La mise à disposition de ce registre à d’autres services, c’est justement ce qui alarme le comité des Droits de l’Enfant de l’ONU. En juin 2009, il pointait « l’insuffisance des garde-fous légaux empêchant son interconnexion avec les bases de données d’autres administrations » et s’interrogeait sur son utilisation pour « la détection de la délinquance et des enfants migrants en situation irrégulière » [5]. À la LDH, on imagine déjà les « discriminations » dont pourraient être victimes « les chômeurs, les anciens prisonniers et les Français aux noms étrangers » si ces informations tombaient dans les mains des autorités policières, judiciaires ou sociales. Car, grâce à « Base Elève », on peut savoir la profession des parents, leur lieu d’habitation et leur nom… Le livret scolaire de l’élève (ses absences, ses notes et ses avertissements) est aussi intégré au registre qui, mis entre les mains d’employeurs, obligera le futur candidat à l’embauche à justifier une adolescence indisciplinée : « et ce pendant 35 ans ! », s’insurge Claude Didier, le directeur « désobéissant ».

Au fond, toutes ces polémiques pourraient être balayées par la décision du Ministère de l’Education Nationale de rendre de registre anonyme.

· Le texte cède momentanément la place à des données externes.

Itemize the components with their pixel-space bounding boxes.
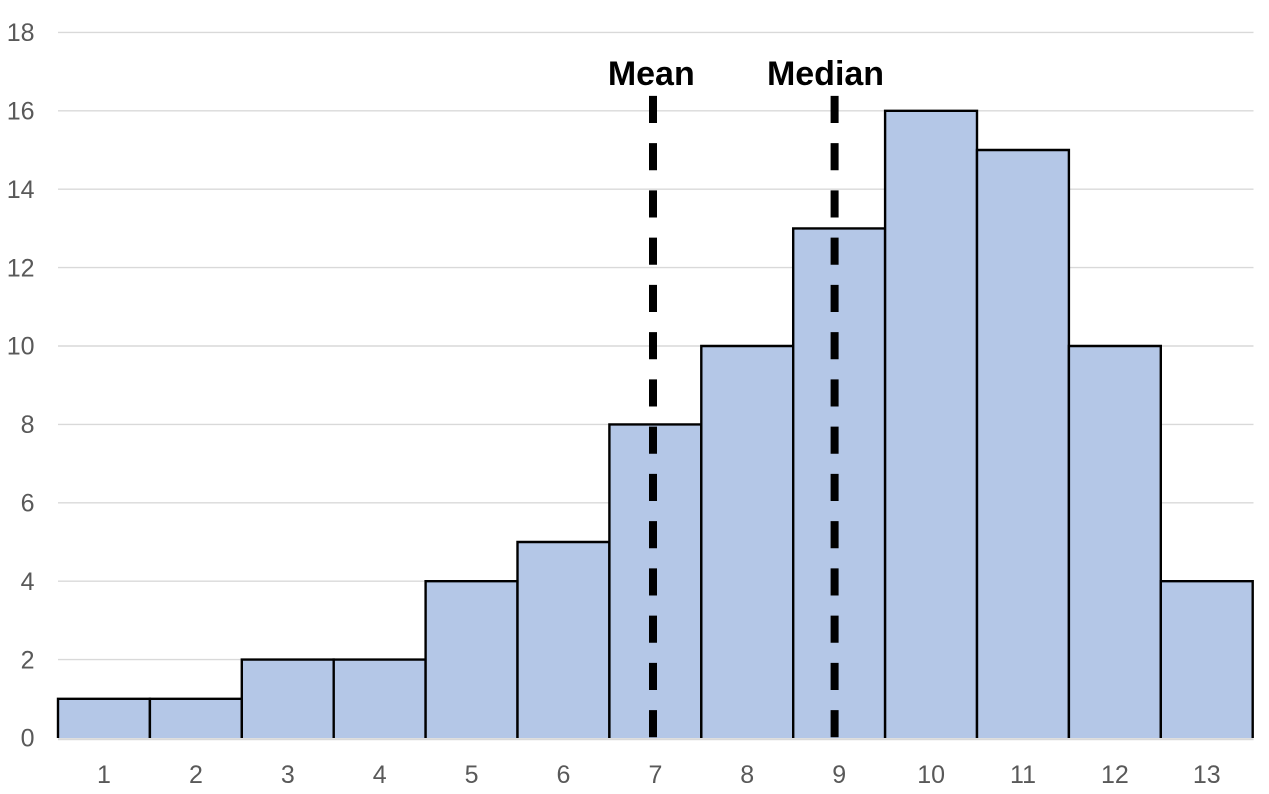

Même les opposants les plus virulents à « Base Elève » reconnaissent l’utilité d’un recensement des parcours scolaires ou des situations sociales des jeunes scolarisés en France : « cela pourrait être instructif de savoir combien d’élèves de CM2 mangent à la cantine grâce aux services sociaux où combien d’élève de 3e disposent d’un bureau au calme pour faire leurs devoirs Mais quel est l’intérêt de connaître leur nom ? », s’interroge Jean-Claude Vitran.
On aurait aimé poser cette question à la CNIL.